En application des dispositions du deuxième alinéa de l'article L. 5123-4, en cas de manquement grave ou répété dans l'exécution du service qui lui est délégué ou en cas de non-paiement de l'amende administrative prononcée en application du premier alinéa du même article, l'agrément d'un organisme peut être suspendu par le ministre chargé de la marine marchande.
Lorsque le même ministre estime que la qualité des prestations d'un organisme agréé n'est pas suffisante, sans toutefois justifier l'abrogation de son agrément, il peut décider de l'en informer et de lui demander de mettre en œuvre les mesures qui s'imposent pour améliorer ses performances.
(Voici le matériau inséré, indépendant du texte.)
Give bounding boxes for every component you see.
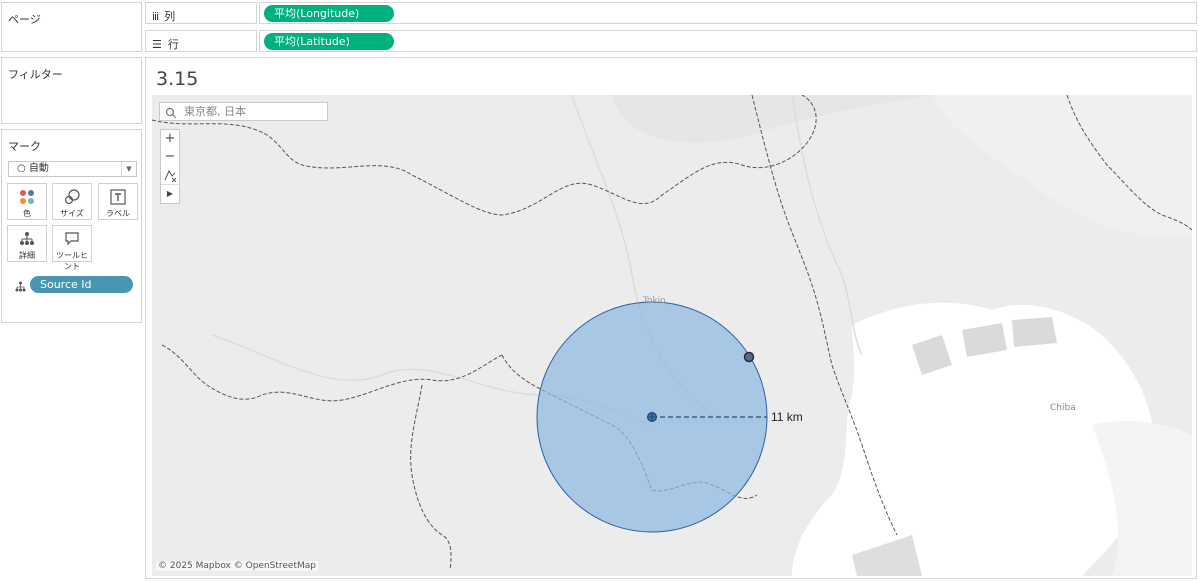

Si l'organisme agréé ne prend pas de mesures appropriées ou si les mesures prises n'ont pas amélioré ses performances, le ministre peut décider de suspendre l'agrément de l'organisme pour une durée d'un an, après avoir donné à l'organisme la possibilité de présenter ses observations dans un délai qui ne peut être inférieur à un mois à compter de la réception de la demande.
La notification de la décision de suspension à l'organisme mentionne les délais et voies de recours ouverts à l'encontre de la décision, qui est publiée dans les conditions fixées par arrêté du ministre chargé de la marine marchande. La suspension prend effet un mois après cette publication.


En cas de non-paiement de l'amende administrative prononcée en application du premier alinéa de l'article L. 5123-4, cette suspension est maintenue jusqu'à son paiement.
Durant la période de suspension, l'organisme dont l'agrément est suspendu n'est pas autorisé à délivrer de certificats d'assurance.
Les certificats déjà délivrés par l'organisme restent valides.
Le ministre chargé de la marine marchande procède, nonobstant le précédent alinéa, au retrait des certificats délivrés par l'organisme qui ne rempliraient pas ou plus les conditions de leur délivrance. Il renouvelle, si la demande en est faite par le propriétaire du navire, les certificats arrivés à échéance.
Un an après l'adoption de la décision de suspendre l'agrément d'un organisme, le ministre évalue si les carences qui ont donné lieu à la suspension ont été éliminées. Si ces carences subsistent, l'agrément est retiré conformément à la procédure prévue à l'article R. 5123-20.


La décision de retrait de l'agrément prévue au deuxième alinéa de l'article L. 5123-4 en cas de manquement grave ou répété dans l'exécution du service qui lui est délégué ou en cas de non-paiement de l'amende administrative prononcée en application du premier alinéa du même article dans le délai d'un mois à compter de sa notification, est prise par le ministre chargé de la marine marchande, après avoir donné à l'organisme la possibilité de présenter ses observations dans un délai qui ne peut être inférieur à deux mois, à compter de la réception de la notification des griefs.
Les manquements graves et répétés dans l'exécution du service sont, notamment, caractérisés par la violation des conditions de l'agrément.
La notification à l'organisme mentionne les délais et voies de recours ouverts à l'encontre de la décision de retrait, qui est publiée dans les conditions fixées par arrêté du même ministre.
Les certificats déjà délivrés par l'organisme dont l'agrément a été retiré restent valides.
Nonobstant le précédent alinéa, le ministre procède, dans les cas où les manquements le justifient, au retrait de certificats délivrés par l'organisme dont l'agrément a été retiré.
La délivrance de nouveaux certificats est alors assurée par d'autres organismes agréés.
Si, par suite d'un retrait d'agrément, plus aucun organisme n'est agréé, le ministre prend les mesures nécessaires pour que les tâches assignées aux organismes agréés soient assumées.


Un arrêté du ministre chargé de la mer précise les conditions de délivrance, de retrait et de restitution des certificats délégués mentionnés à la présente section, ainsi que les conditions que doit respecter le système de qualité mis en place par l'organisme agréé et les relations de travail qui doivent être mises en place entre ses services et l'organisme agréé.